Aeschbacher Ruedi · Nationalrat · 2002-06-13
Aeschbacher Ruedi · Nationalrat · Zürich · Evangelische und Unabhängige Fraktion · 2002-06-13
Wortprotokoll
Wenn ich es richtig sehe, bin ich von den vielen bisherigen Fraktionssprecherinnen und Fraktionssprechern erst der zweite, der nicht aus einem der Kantone oder einer der Regionen stammt, die für eines der beiden Bundesgerichte zur Diskussion stehen. Wir haben vier Kandidaturen und stellen fest, dass alle diese Kandidaturen die Anforderungen bezüglich der räumlichen und baulichen Ansprüche erfüllen. Alle vier Standorte sind interessiert und bereit, sich recht stark zu engagieren, auch finanziell.
Seit dem Beschluss des Ständerates für St. Gallen und Bellinzona stehen nun zwei Paare zur Wahl. Wie man sich entscheidet, hängt nicht vom eigenen politischen Standpunkt ab - das haben wir bis jetzt sehr deutlich gesehen -, sondern davon, wie man die wesentlichen Entscheidkriterien gewichtet. Wer die Effizienz der Verfahren und Abläufe in den Vordergrund stellt, der wird dem Entwurf des Bundesrates folgen. Wer hingegen übergeordnete staatspolitische und föderalistische Elemente in den Vordergrund stellt und stärker gewichtet, wird dem Beschluss des Ständerates folgen, ihn mittragen und die Variante St. Gallen/Bellinzona befürworten.
Für mich persönlich - ich komme nicht aus einer der vier angesprochenen Regionen - stehen rechtspolitische, staatspolitische und föderalistische Überlegungen im Vordergrund. Der Zusammenhalt unseres Landes geht meines Erachtens finanzieller Kleinkrämerei, aber auch verfahrensmässigen Überlegungen der Effizienz klar vor - vor allem bei diesem hoch emotionalisierten Thema, das wir heute behandeln.
Ich stelle somit fest: Unter dem Aspekt, dass sowohl das Tessin als auch die Ostschweiz schwere Lasten tragen und auch mit erheblichen Benachteiligungen fertig werden müssen, über die wir auch hier in diesem Rat immer wieder gesprochen haben - ich nenne nur die Stichworte "wirtschaftliche Probleme" oder "Verkehr" -, ist es meines Erachtens richtig, dass wir die staatspolitischen Interessen bei der Entscheidfindung höher werten. Auch unter dem Aspekt der hohen Emotionalität, die in dieser Frage aufgebrochen ist, scheint es mir richtig, dass wir auch hier entsprechend die Weichen stellen.
Der Bundesrat hat den Ansatz der Dezentralisation gewählt, hat ihn aber nicht zu Ende geführt, sondern nur zaghaft in seinem Entwurf aufgenommen. Wenn wir die Landkarte nochmals betrachten, die in diesem Saal schon mal an die Wand gemalt bzw. angesprochen worden ist, dann stellen wir fest, dass bis heute die beiden Regionen - der Ostschweiz und der Südschweiz - nicht vertreten sind und ihnen an und für sich jetzt eine entsprechende Bundesinstanz zugeteilt werden müsste.

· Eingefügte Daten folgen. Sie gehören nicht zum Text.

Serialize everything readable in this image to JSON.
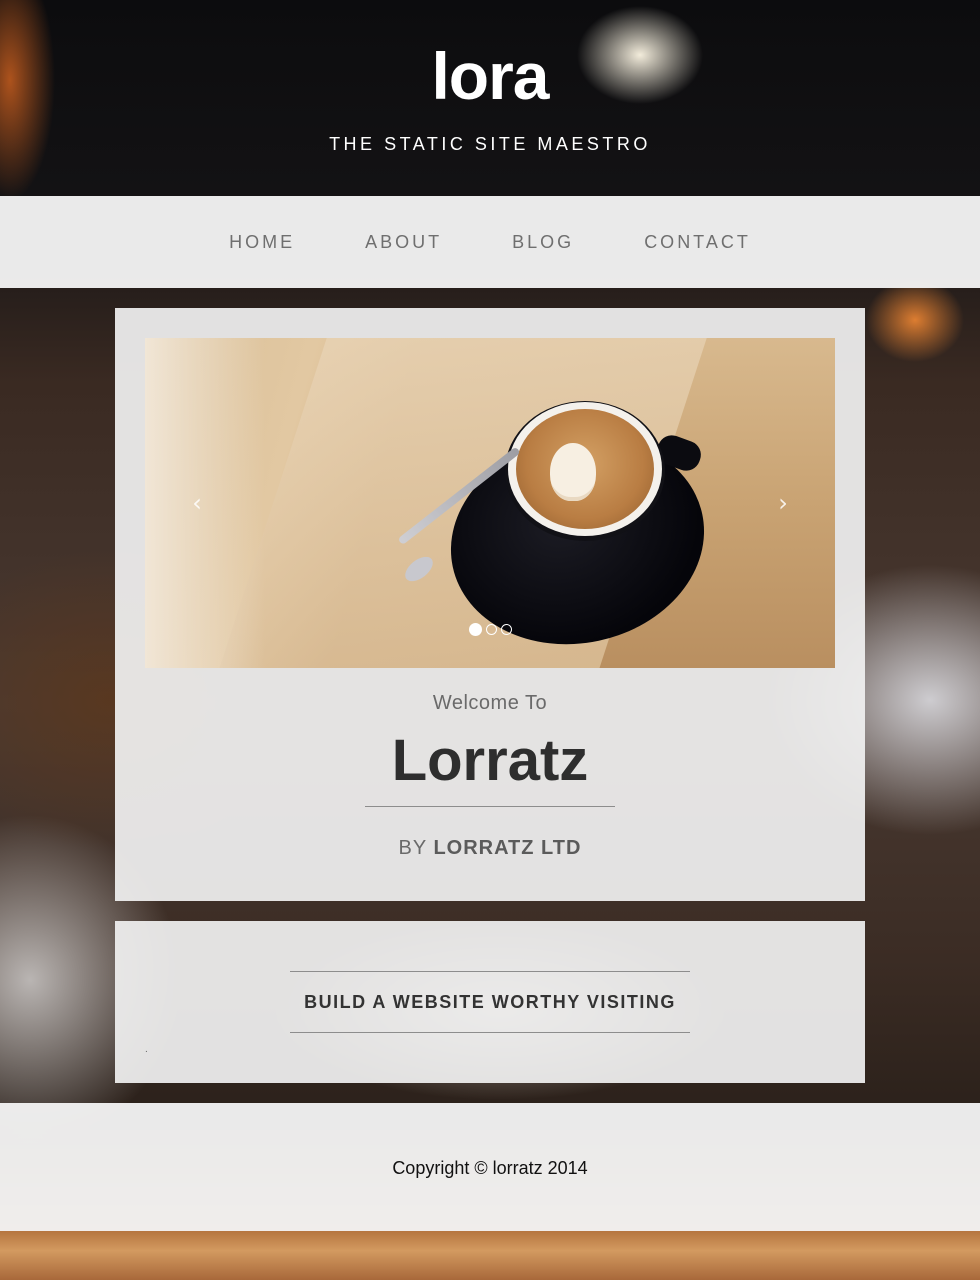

Schauen wir aber die Standorte an, die als Variante zur Wahl stehen - Freiburg und Aarau -, so stellen wir fest, dass beispielsweise der Aargau bzw. Aarau im Fadenkreuz der wirtschaftlich starken Agglomeration Zürich und der Agglomeration Bern steht. Ich stelle fest, dass es nach Basel eine halbe Stunde Fahrzeit braucht, nach Bern ebenfalls, nach Zürich ebenfalls. In Luzern bzw. beim Versicherungsgericht ist man in drei Viertelstunden. Der Aargau, auch wenn er selbst keine Institution des Bundes beherbergt, ist also nah an allen diesen Institutionen. Er profitiert auch davon, dass seine Einwohner und Einwohnerinnen in all diesen Regionen zur Arbeit gehen, aber auch einkaufen oder kulturelle Anlässe besuchen können. Anders ist dies in den Regionen der Ostschweiz und der Südschweiz.
Ich meine, es wäre ein Akt der politischen Weisheit, des Ausgleichs und der Fairness, wenn wir dem Entscheid des Ständerates folgen und uns für Bellinzona und St. Gallen entscheiden würden. Ich bitte Sie, diesen Anträgen zu folgen.